As of Thursday evening, MPI have 41 confirmed myrtle rust finds; 35 in Taranaki, 4 in Northland and 2 in Waikato (Te Kuiti).
The affected sites include private gardens (26), nursery (8), commercial (1), depot (1), golf course (1), orchard (1), retailer (1), and public land (2).
The plant species that myrtle rust has been detected on include: Lophomyrtus (17), Metrosideros (19), Syzygium (2), Eucalyptus (1) and Leptospermum (1). Myrtle rust has not been confirmed on feijoa.
MPI continue to be firmly focused on containing and eradicating myrtle rust and NZPPI thoroughly endorses this course of action.
NZPPI Myrtle Rust Risk Management Protocols
Today we’ve reviewed and updated our protocols limiting recommended fungicide treatments to myrtaceae species only.
Last week we extended the recommendation to include all plant species. This arose in response to new information on risk of other plants (non-myrtaceae) harbouring myrtle rust. We have since established this risk is very low, considered feedback from some plant producers around practicality and affordability considerations, and considered more recent technical advice and developments in the response.
Our recommendations have reverted to treatments being limited to myrtaceae species only, and asking producers to stay vigilant with general hygiene and crop protection practices across their whole operation.
Apologies for any confusion this may have caused.

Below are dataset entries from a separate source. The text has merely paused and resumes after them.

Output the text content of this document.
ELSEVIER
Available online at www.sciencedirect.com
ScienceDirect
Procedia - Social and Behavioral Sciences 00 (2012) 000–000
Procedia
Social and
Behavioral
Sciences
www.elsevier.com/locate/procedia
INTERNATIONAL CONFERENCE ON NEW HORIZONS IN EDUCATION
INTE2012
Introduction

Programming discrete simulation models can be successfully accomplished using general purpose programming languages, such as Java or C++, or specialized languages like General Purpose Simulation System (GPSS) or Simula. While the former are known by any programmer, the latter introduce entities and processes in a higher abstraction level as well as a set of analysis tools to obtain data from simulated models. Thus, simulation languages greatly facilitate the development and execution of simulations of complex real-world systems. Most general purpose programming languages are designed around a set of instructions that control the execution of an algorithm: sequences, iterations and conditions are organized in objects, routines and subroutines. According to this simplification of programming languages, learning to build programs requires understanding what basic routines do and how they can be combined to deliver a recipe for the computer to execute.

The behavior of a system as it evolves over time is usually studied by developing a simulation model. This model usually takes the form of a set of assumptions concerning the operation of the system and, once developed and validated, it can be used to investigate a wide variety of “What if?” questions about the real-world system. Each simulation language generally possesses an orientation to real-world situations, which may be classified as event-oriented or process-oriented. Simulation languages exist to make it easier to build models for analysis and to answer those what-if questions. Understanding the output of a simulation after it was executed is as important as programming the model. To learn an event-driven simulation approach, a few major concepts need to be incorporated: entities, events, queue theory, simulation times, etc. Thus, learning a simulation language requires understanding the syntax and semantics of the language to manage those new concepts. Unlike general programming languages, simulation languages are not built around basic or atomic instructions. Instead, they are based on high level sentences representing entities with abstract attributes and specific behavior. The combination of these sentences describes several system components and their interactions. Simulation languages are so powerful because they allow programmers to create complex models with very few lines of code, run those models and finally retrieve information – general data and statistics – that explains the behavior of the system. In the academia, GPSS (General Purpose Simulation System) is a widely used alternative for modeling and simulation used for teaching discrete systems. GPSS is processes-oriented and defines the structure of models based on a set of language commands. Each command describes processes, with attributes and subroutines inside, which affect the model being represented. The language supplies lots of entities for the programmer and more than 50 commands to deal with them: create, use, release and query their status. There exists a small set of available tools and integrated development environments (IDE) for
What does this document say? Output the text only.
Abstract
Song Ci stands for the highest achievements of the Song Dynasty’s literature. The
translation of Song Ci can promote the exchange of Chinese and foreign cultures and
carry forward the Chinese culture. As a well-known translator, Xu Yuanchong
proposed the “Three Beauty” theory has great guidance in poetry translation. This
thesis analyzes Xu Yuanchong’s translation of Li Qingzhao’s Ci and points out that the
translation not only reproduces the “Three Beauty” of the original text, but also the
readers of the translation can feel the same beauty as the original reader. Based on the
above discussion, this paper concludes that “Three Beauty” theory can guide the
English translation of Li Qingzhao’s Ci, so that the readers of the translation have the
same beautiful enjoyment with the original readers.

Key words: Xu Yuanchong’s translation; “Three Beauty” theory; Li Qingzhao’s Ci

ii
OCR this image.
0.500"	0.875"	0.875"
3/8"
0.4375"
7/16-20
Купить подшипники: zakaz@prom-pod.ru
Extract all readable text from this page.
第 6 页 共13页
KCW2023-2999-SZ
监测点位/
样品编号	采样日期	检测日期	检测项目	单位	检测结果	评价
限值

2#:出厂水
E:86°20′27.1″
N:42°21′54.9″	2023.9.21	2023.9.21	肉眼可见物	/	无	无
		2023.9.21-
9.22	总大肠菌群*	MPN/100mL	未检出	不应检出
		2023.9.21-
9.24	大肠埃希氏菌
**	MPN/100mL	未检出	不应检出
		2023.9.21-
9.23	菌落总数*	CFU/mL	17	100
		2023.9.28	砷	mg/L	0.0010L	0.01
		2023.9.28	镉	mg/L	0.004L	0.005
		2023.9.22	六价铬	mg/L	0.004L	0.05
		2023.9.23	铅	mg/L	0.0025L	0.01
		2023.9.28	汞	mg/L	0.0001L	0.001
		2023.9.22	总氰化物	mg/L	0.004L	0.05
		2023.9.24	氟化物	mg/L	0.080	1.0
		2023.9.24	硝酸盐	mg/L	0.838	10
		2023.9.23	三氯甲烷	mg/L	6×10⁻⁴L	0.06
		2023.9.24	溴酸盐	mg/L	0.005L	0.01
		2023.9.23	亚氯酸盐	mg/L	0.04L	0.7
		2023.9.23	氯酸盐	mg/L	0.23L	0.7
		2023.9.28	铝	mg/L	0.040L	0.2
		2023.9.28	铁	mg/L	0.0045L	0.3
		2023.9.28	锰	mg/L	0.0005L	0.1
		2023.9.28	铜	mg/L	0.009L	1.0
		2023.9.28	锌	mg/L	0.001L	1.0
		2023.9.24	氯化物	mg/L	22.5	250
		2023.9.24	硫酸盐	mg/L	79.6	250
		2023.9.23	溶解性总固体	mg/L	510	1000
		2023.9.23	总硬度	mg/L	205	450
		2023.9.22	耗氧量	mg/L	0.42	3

We’ve also taken this opportunity to refine several other parts of the protocols, and the following documents have been updated on our website:
- Nursery Management Declaration (Word | PDF) – nursery protocol signoff to accompany plant shipments (9/6/17)
- Nursery Management Protocol – plant producer and nursery procedures to mitigate nursery-based risk (9/6/17)
- Plant Transport Protocol – procedures to minimise risk of myrtle rust being spread through plant transport (9/6/17)
- Plant Transport Declaration (Word | PDF) – transporter protocol signoff to accompany plant shipments (9/6/17)
- Garden Retail & Landscaper Guidance – procedures for businesses who receive myrtaceae plants from nurseries (9/6/17)
We appreciate there has been strong uptake of protocols and applaud the industry for this. These protocols are an important part of both supporting the current response, and protecting our freedom to safely move plants around NZ.
Identifying Myrtle Rust
Symptoms to look out for on Myrtaceae plants are:
- bright yellow powdery eruptions appearing on the underside of the leaf (young infection)
- bright yellow powdery eruptions on both sides of the leaf (mature infection)
- brown/grey rust pustules (older spores) on older lesions.
- some leaves may become buckled or twisted and die off.
If you suspect Myrtle Rust
Don’t touch it or try to collect samples as this may increase the spread of this disease. Myrtle rust is readily spread by wind and can be transported on clothing, vehicles and equipment.
- take photos e.g. of the whole plant, whole affected leaf and a close-up of the spores/affected area of the plant
- call MPI immediately (0800 80 99 66)
- don’t move any plants, produce or gardening equipment offsite until you hear back from MPI.